— Просим Якова Степановича на баяне исполнить краковяк. Танцуем на приз.
Колосков забросил широкий бархатный ремень на плечо и заиграл. К нему подсела жена.
— Приз обеспечен начальнику штаба, смотри, как красиво танцует.
— Внимание, товарищи, — заговорил Кочубей, когда Танец кончился, — приз присуждается… — он замолчал и лукаво посмотрел на окружающих.

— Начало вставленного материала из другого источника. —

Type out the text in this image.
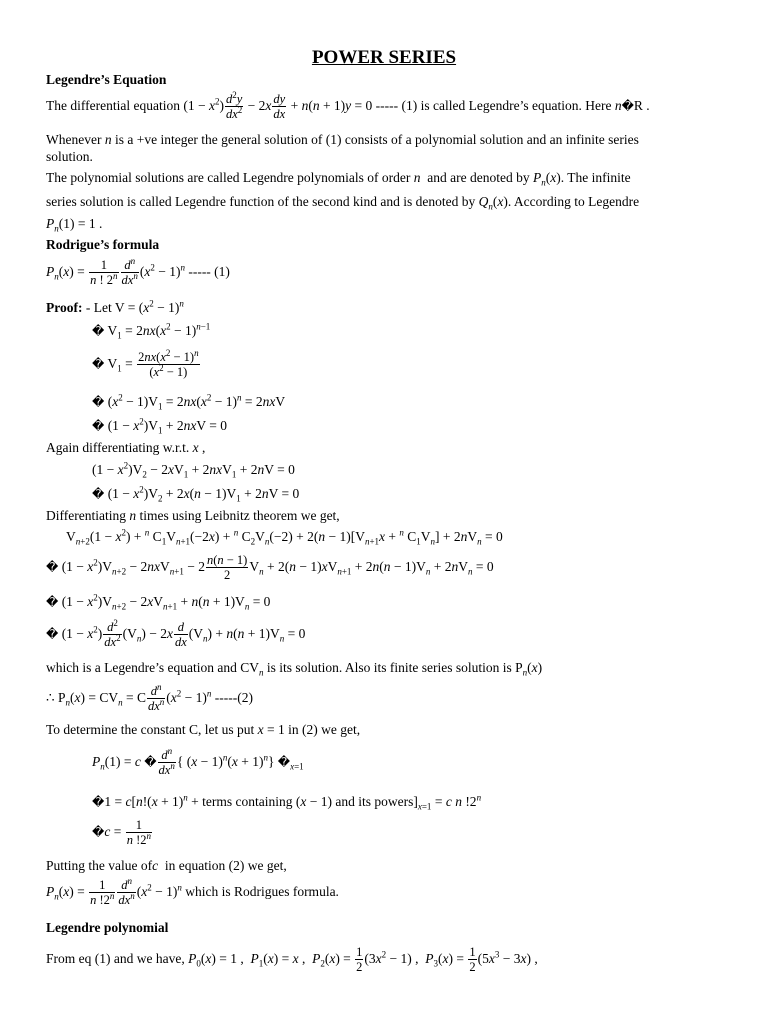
POWER SERIES
Legendre’s Equation
The differential equation $(1 - x^2) \frac{d^2y}{dx^2} - 2x \frac{dy}{dx} + n(n + 1)y = 0$ ----- (1) is called Legendre’s equation. Here n�R .
Whenever n is a +ve integer the general solution of (1) consists of a polynomial solution and an infinite series
solution.
The polynomial solutions are called Legendre polynomials of order n and are denoted by $P_n(x)$. The infinite
series solution is called Legendre function of the second kind and is denoted by $Q_n(x)$. According to Legendre
$P_n(1) = 1$ .
Rodrigue’s formula
$P_n(x) = \frac{1}{n ! 2^n} \frac{d^n}{dx^n} (x^2 - 1)^n$ ----- (1)
Proof: - Let $V = (x^2 - 1)^n$
� $V_1 = 2nx(x^2 - 1)^{n-1}$
� $V_1 = \frac{2nx(x^2 - 1)^n}{(x^2 - 1)}$
� $(x^2 - 1)V_1 = 2nx(x^2 - 1)^n = 2nxV$
� $(1 - x^2)V_1 + 2nxV = 0$
Again differentiating w.r.t. x ,
$(1 - x^2)V_2 - 2xV_1 + 2nxV_1 + 2nV = 0$
� $(1 - x^2)V_2 + 2x(n - 1)V_1 + 2nV = 0$
Differentiating n times using Leibnitz theorem we get,
$V_{n+2}(1 - x^2) + ^n$ $C_1V_{n+1}(-2x) + ^n$ $C_2V_n(-2) + 2(n - 1)[V_{n+1}x + ^n$ $C_1V_n] + 2nV_n = 0$
� $(1 - x^2)V_{n+2} - 2nxV_{n+1} - 2 \frac{n(n - 1)}{2} V_n + 2(n - 1)xV_{n+1} + 2n(n - 1)V_n + 2nV_n = 0$
� $(1 - x^2)V_{n+2} - 2xV_{n+1} + n(n + 1)V_n = 0$
� $(1 - x^2) \frac{d^2}{dx^2} (V_n) - 2x \frac{d}{dx} (V_n) + n(n + 1)V_n = 0$
which is a Legendre’s equation and $CV_n$ is its solution. Also its finite series solution is $P_n(x)$
∴ $P_n(x) = CV_n = C \frac{d^n}{dx^n} (x^2 - 1)^n$ -----(2)
To determine the constant C, let us put x = 1 in (2) we get,
$P_n(1) = c$ � $\frac{d^n}{dx^n}$ { $(x - 1)^n(x + 1)^n$} $�_{x=1}$
�1 = $c[n!(x + 1)^n$ + terms containing (x − 1) and its $powers]_{x=1} = c$ n !2$^n$
�c = $\frac{1}{n !2^n}$
Putting the value ofc in equation (2) we get,
$P_n(x) = \frac{1}{n !2^n} \frac{d^n}{dx^n} (x^2 - 1)^n$ which is Rodrigues formula.
Legendre polynomial
From eq (1) and we have, $P_0(x) = 1$ ,  $P_1(x) = x$ ,  $P_2(x) = \frac{1}{2} (3x^2 - 1)$ ,  $P_3(x) = \frac{1}{2} (5x^3 - 3x)$ ,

— Руденко, Руденко! — раздались дружные возгласы.
— Правильно, товарищи, наши мнения сходятся!
Внимание всех приковано к закрытой корзине, которую вручила комиссия жене начальника штаба. Руденко торжественно поднял крышку, и все увидели голову красивой хохлатки. Необычный приз был встречен смехом и аплодисментами.
— Просим Мирона Исаева, пусть что-нибудь прочтет, — проговорила Таня Колоскова.
— Просим!
Исаев стал отказываться. После беседы с друзьями он чувствовал себя неловко и не знал, как себя вести. Но, взглянув на Пылаева, который громче всех кричал «просим», согласился.

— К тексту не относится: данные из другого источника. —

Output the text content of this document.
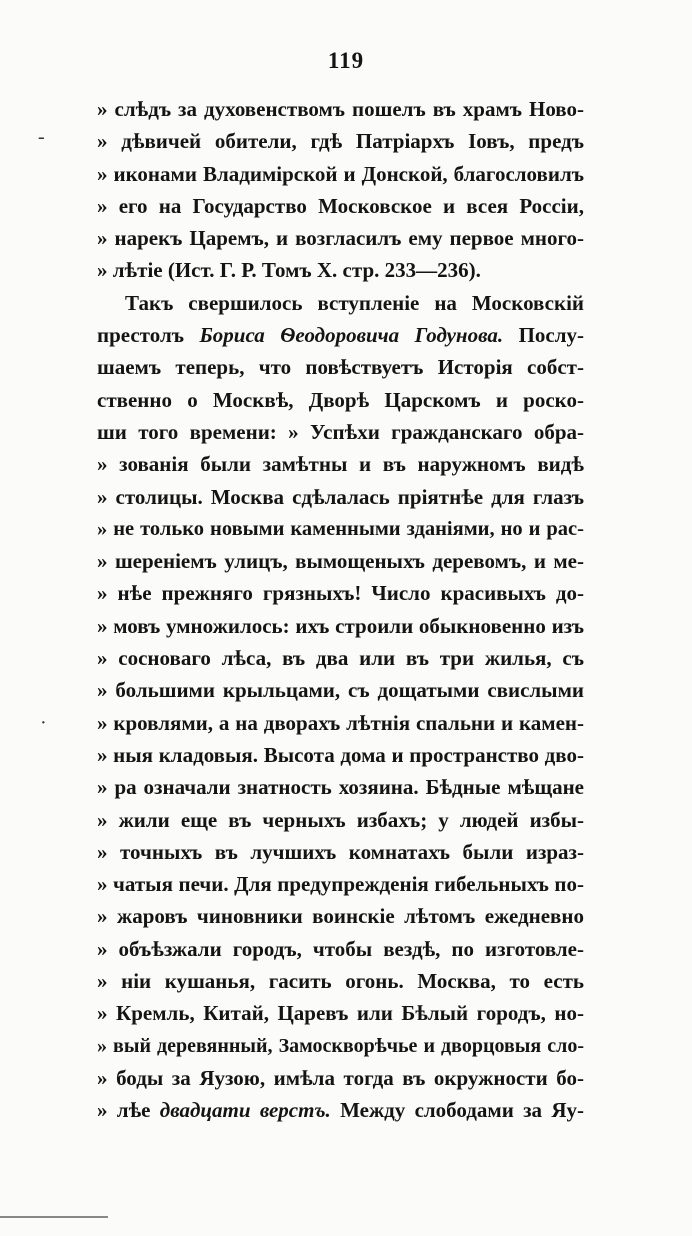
119
-
·
» слѣдъ за духовенствомъ пошелъ въ храмъ Ново-
» дѣвичей обители, гдѣ Патріархъ Іовъ, предъ
» иконами Владимірской и Донской, благословилъ
» его на Государство Московское и всея Россіи,
» нарекъ Царемъ, и возгласилъ ему первое много-
» лѣтіе (Ист. Г. Р. Томъ X. стр. 233—236).
Такъ свершилось вступленіе на Московскій
престолъ Бориса Ѳеодоровича Годунова. Послу-
шаемъ теперь, что повѣствуетъ Исторія собст-
ственно о Москвѣ, Дворѣ Царскомъ и роско-
ши того времени: » Успѣхи гражданскаго обра-
» зованія были замѣтны и въ наружномъ видѣ
» столицы. Москва сдѣлалась пріятнѣе для глазъ
» не только новыми каменными зданіями, но и рас-
» шереніемъ улицъ, вымощеныхъ деревомъ, и ме-
» нѣе прежняго грязныхъ! Число красивыхъ до-
» мовъ умножилось: ихъ строили обыкновенно изъ
» сосноваго лѣса, въ два или въ три жилья, съ
» большими крыльцами, съ дощатыми свислыми
» кровлями, а на дворахъ лѣтнія спальни и камен-
» ныя кладовыя. Высота дома и пространство дво-
» ра означали знатность хозяина. Бѣдные мѣщане
» жили еще въ черныхъ избахъ; у людей избы-
» точныхъ въ лучшихъ комнатахъ были израз-
» чатыя печи. Для предупрежденія гибельныхъ по-
» жаровъ чиновники воинскіе лѣтомъ ежедневно
» объѣзжали городъ, чтобы вездѣ, по изготовле-
» ніи кушанья, гасить огонь. Москва, то есть
» Кремль, Китай, Царевъ или Бѣлый городъ, но-
» вый деревянный, Замоскворѣчье и дворцовыя сло-
» боды за Яузою, имѣла тогда въ окружности бо-
» лѣе двадцати верстъ. Между слободами за Яу-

Колосков поставил баян возле радиолы, а сам вышел в коридор покурить.
— Яков Степанович, что с вами, вы побледнели? — с беспокойством спросил его Зорин.

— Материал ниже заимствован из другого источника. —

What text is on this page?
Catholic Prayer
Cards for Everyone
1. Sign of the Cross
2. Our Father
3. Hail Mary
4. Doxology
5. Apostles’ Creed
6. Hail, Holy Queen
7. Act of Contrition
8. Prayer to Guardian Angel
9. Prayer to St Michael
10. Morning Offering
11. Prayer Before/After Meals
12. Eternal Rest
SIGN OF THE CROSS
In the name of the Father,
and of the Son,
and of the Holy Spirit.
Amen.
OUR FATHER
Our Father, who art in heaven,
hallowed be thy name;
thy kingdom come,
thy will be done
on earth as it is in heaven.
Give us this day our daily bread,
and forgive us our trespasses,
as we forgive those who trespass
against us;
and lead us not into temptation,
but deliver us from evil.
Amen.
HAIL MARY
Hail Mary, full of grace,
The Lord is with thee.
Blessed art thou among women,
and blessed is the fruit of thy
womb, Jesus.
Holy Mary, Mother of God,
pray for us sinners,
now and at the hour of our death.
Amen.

— Целый день плохо себя чувствую, то в холод бросит, то в жар.
— Надо быть осторожным. В санчасть ходили?
— Нет, товарищ командир. Занят был.
— Понимаю. Но придется сходить к врачу.
В зале Мирон Исаев красивым басом читал:
И потому не плачем, вспоминая
Друзей, которых с нами нет в живых.
Должны мы — так велит страна родная —
И за себя трудиться, и за них.
Мы для того прошли сквозь дым и грозы,
Чтоб на руинах все отстроить вновь.
Нас сблизили непролитые слезы,
Нас породнила пролитая кровь.
И может быть, когда мы стары будем,
О днях тяжелых поведя рассказ,
Мы с глаз смахнем слезу, и кто осудит,
Кто упрекнет за эту слабость нас…
— Да… — тяжело вздохнул Зорин. — Многих среди нас нет… — Он опустил голову, замолчал. К нему подошел дежурный по гарнизону и вручил телеграмму. Зорин быстро прочел ее и обратился к Колоскову:
— Поздравляю вас, Яков Степанович, — он пожал Колоскову руку, — пойдемте в зал. Товарищи, — обратился он к танцующим. Радиола умолкла, все повернулись к Зорину. — Получен Указ Президиума Верховного Совета СССР о награждении орденами офицеров нашего полка: «За отличное выполнение своего служебного долга наградить: орденом Красного Знамени гвардии майора Колоскова Якова Степановича. Орденом Красной Звезды — капитана Снегова Евгения Никифоровича, рядового Цимбала Куприяна Гавриловича».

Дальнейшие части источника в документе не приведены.